Ambassadors from 28 European nations created a plan to pay African regimes, including Sudanese President Omar Hassan al-Bashire, who’s accused of genocide, to keep migrants from reaching Europe’s shores.
The £35m (40m Euros, $45m) German-led plan would see the money given to the countries in return for authorities to ‘intercept’ migrants heading to the Mediterranean smuggling route. During the meeting, held during March of this year, Federica Mogherini, an aide to the E.U. High Representative for Foreign Affairs, made it clear that “under no circumstances” should the public learn about the plan, fearing the the reputation of the European Union would be tarnished.
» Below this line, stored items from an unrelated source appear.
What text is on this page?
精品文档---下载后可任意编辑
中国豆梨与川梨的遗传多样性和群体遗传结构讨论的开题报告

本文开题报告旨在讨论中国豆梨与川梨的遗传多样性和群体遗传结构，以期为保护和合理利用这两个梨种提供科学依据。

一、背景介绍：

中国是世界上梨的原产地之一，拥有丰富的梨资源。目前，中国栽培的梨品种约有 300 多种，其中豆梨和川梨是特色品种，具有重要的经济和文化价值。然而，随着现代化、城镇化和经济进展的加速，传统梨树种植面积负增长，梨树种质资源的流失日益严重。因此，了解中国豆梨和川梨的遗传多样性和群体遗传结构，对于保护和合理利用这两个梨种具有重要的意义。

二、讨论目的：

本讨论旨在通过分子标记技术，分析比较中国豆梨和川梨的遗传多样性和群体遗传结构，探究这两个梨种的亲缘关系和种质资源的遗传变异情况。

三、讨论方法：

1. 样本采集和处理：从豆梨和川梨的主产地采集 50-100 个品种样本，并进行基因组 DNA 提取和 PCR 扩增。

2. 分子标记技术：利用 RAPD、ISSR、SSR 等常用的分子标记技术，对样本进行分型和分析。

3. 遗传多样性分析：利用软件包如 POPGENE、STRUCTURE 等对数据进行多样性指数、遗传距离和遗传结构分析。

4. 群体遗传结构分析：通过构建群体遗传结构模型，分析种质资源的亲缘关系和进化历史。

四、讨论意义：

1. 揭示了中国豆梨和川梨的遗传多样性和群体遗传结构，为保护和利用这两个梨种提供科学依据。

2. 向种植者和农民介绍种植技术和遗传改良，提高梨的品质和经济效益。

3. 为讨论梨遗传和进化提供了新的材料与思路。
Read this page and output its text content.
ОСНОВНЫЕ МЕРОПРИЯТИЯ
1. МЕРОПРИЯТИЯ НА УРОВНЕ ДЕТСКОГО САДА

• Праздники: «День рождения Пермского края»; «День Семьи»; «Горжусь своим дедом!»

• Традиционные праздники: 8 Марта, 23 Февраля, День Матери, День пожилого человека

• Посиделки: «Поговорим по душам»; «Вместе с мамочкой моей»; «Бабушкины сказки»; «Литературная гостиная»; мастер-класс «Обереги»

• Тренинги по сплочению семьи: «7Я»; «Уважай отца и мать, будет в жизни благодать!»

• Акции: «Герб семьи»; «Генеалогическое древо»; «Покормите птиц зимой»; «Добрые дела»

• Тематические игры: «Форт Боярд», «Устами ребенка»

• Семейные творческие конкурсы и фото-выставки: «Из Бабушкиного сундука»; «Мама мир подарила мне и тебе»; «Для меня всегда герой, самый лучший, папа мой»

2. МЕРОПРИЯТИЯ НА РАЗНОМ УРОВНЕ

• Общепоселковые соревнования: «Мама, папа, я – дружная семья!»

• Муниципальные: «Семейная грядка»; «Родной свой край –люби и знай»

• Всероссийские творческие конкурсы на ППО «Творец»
The minutes of the meeting and other classified documents were obtained by German publication Der Spiegel and television channel ARD. According to the report, Germany would take the lead in working with leaders around the Horn of Africa in order to stop the flow of migrants to Europe by using money from the Emergency Trust Fund to pay regimes and despots.
The International Criminal Court in The Hague has issued an arrest warrant against Sudanese President Omar Hassan al-Bashir on charges relating to his alleged role in the Darfur conflict. Amnesty International also claims the secret service of Sudan has tortured members of the opposition, with the United States claiming the country has directly funded terrorism.
The German government agency GIZ, which has experience working with authoritarian countries, will lead the project. It has already worked with Saudi authorities to train border police with high-tech detection hardware. The German government often uses GIZ for less-than-tasteful projects due to its lack of transparency.
For the least decade, The European Union has assigned responsibility to those seeking protection in third world countries, such as Morocco, Turkey, and Ukraine. Now, it appears, the job of controlling migration from African nations is being given to a suspected war criminal.
Marina Peter, an expert from the German relief organisation Bread for the World, criticized the move. “A regime that destabilized the region and drove hundreds of thousands of people to flee is now supposed to stem the refugee problem for the E.U.”